Bursa Alevi Kadın Platformu: Gazi ve Ümraniye katliamlarını unutmadık unutturmayacağız

Bursa Alevi Kadın Platformu tarafından yapılan açıklamada, “Bugün Suriye’de yapılan katliamların bir örneğini de bundan 30 yıl önce yine Devletin ve dünyanın gözleri önünde İstanbul Gazi Mahallesi ve Ümraniye'de yaşamıştık” denildi.

Gazi ve Suriye’de Alevi katliamında katledilenler için bir dakikalık saygı duruşu sonrası yapılan açıklamayı Mudanya Alevi Kültür Derneği Başkanı Saniye Akaaltun okudu.

İstanbul’un ve Türkiye’nin birçok yerinde başta Aleviler olmak üzere, yüzbinlerce yurttaş, Gazi katliamını protesto etmek için sokağa çıktığını hatırlatan Akaaltun, “12-15 Mart tarihleri arasında devam eden saldırılarda onlarca canımız katledildi, yüzlercesi de yaralandı. Dünya’nın gözleri önünde canlı yayınlardan izlenerek katlediliyorduk. Tıpkı Madımak’ ta olduğu gibi, tıpkı bu günlerde Suriye’de binlercemize yapıldığı gibi. 12-15 Mart 1995 tarihlerinde bütün dünyanın gözü önünde Gazi ve Ümraniye’de Alevilere karşı kontrgerilla çetelerinin ve devlet güçlerinin iş birliğiyle bir katliam gerçekleştirildi. Biz Aleviler olarak kontrgerilla çetelerinin ve devlet güçlerinin iş birliğine dayalı bu katliam pratiğini daha önce Dersim’de, Maraş’ta, Çorum’da, Ortaca ve Sivas’ta defalarca yaşadık. Gazi ve Ümraniye katliamları Alevilere dönük yüzyıllardır devam eden baskı ve katliam politikalarının bir devamıdır. Bizi imha etmeyi hedefleyen bu inkarcı, gerici ve barbarca anlayış, yüzyıllar boyunca gerçekleştirdiği bütün katliamlara rağmen Alevileri yok etmeyi başaramadı, başaramayacak” dedi.
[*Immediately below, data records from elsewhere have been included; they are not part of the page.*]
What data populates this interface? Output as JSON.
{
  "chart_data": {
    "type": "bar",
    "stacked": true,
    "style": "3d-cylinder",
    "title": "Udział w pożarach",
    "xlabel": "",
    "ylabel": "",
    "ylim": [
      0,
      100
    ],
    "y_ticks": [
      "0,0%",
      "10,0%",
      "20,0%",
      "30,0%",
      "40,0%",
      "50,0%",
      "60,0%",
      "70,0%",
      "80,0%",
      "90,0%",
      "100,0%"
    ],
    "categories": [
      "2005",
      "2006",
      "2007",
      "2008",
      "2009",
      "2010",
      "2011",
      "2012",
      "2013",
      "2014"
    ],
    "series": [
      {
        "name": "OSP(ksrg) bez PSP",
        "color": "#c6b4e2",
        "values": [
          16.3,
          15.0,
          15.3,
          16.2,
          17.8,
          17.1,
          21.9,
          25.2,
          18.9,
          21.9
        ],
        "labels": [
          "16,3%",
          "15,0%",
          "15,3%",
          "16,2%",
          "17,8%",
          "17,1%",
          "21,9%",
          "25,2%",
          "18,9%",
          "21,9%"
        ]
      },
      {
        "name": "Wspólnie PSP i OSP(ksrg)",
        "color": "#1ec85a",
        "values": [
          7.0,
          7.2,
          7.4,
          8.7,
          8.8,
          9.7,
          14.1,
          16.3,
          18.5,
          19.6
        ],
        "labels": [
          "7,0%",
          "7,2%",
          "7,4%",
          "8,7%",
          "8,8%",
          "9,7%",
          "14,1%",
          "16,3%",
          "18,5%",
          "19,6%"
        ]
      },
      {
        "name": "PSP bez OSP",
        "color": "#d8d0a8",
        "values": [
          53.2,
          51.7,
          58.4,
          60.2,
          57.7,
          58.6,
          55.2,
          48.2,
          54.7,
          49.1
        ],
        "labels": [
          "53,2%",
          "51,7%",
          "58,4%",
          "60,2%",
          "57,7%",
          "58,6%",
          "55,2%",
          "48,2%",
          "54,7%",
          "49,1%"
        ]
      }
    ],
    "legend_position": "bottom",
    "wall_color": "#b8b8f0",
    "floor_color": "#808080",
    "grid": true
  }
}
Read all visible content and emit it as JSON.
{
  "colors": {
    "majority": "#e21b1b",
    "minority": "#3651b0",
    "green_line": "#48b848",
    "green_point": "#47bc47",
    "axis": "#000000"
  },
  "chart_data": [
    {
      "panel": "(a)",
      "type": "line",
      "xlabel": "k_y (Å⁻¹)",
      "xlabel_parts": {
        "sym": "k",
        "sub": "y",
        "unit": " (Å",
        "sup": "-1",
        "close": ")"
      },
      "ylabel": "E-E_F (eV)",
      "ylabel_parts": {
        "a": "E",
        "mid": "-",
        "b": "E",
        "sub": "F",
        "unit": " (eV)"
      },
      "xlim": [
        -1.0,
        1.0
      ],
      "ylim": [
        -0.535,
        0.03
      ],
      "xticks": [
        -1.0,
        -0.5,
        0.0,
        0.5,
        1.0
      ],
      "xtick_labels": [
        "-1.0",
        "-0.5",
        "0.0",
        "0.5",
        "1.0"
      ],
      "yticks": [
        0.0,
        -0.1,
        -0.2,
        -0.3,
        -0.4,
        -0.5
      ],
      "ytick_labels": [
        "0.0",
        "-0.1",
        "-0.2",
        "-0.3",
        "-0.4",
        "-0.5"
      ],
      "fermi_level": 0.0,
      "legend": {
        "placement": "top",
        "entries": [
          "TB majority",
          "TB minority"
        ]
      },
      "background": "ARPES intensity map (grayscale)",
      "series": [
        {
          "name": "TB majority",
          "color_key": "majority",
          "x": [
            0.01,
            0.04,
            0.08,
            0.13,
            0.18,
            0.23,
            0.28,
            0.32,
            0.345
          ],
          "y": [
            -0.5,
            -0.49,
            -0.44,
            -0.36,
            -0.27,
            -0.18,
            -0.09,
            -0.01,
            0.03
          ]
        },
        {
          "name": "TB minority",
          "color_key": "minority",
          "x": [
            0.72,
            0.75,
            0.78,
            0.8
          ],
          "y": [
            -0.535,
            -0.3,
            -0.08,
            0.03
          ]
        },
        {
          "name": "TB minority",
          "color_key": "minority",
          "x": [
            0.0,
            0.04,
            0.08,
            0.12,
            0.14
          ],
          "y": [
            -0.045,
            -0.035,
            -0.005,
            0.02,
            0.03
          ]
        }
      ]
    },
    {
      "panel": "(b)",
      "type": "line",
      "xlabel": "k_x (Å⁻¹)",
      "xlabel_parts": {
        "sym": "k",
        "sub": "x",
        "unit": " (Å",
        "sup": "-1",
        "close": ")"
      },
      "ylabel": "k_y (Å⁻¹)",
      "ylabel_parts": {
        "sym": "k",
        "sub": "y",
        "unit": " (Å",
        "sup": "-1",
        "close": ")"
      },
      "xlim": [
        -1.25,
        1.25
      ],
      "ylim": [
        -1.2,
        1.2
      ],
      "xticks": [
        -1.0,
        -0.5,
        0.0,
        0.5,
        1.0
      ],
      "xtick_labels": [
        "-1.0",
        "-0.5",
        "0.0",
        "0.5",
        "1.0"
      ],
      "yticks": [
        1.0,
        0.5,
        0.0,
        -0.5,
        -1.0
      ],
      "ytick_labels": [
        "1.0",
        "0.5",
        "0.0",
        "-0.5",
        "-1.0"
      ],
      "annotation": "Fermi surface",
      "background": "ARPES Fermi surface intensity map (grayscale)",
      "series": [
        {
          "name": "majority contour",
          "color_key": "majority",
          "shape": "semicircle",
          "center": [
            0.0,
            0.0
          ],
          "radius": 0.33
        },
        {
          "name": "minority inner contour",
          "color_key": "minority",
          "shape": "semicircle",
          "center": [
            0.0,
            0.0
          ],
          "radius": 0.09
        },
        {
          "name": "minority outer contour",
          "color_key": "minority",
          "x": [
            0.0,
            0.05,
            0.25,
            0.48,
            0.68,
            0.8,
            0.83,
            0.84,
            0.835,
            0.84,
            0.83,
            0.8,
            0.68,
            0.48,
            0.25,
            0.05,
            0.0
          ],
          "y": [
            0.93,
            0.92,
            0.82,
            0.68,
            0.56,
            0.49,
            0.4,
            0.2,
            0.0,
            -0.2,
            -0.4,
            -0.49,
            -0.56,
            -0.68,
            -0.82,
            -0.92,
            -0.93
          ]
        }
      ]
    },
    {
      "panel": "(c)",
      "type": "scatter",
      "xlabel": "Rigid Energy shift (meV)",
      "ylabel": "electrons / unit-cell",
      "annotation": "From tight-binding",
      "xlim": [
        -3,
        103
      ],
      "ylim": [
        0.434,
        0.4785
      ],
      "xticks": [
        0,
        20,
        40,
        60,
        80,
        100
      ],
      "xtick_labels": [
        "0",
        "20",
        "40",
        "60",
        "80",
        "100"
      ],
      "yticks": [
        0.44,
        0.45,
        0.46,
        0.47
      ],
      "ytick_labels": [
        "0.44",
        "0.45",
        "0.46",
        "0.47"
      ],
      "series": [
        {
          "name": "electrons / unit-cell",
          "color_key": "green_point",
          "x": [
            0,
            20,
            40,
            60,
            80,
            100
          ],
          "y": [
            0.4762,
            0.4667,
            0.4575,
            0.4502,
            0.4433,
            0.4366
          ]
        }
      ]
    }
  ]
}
"Katliamın hesabını mutlaka soracağız"

30 yıl önce Gazi ve Ümraniye'de Alevi halkı, zulme karşı direniş ve mücadele geleneğinin mirasçısı olmanın bilinciyle, zalimlerin karşısına dikildi diyen Akaaltun, “Günlerce saldırıya uğradılar, katledildiler, yaralandılar, ama asla boyun eğmediler.  Bu ve tüm katliamları başlatan, saldırıyı gerçekleştiren kontrgerilla çeteleri şimdi Suriye’de işbaşındalar. Biz onların kimler olduklarını çok iyi biliyoruz. Onlar korkaklığın, kahpeliğin, hainliğin mirasçılarıdır. Biz ise dostluğun, dayanışmanın, onurlu direnişin sembolü Pir Sultanların, Şah Kalenderlerin mirasçılarıyız. Daha önceki Alevi katliamlarında olduğu gibi bu katliamda da sorumluluğu bulunan yetkililer milletvekili ve hatta bakan yapılarak ödüllendirildi. Tıpkı Madımak katilleri gibi.  Ancak ne yaparlarsa yapsınlar bizler bu katliamın hesabını mutlaka soracağız. Davanın üzerinin örtülerek unutturulmasına izin vermeyeceğiz. 30. yılında Gazi ve Ümraniye’de bütün saldırılara, baskılara ve katliamlara rağmen Pir Sultanların direniş geleneğini canları pahasına yaşatan ve bu mücadelede katledilen tüm canlarımızı saygıyla anıyor, direnen halkımızı selamlıyoruz” dedi.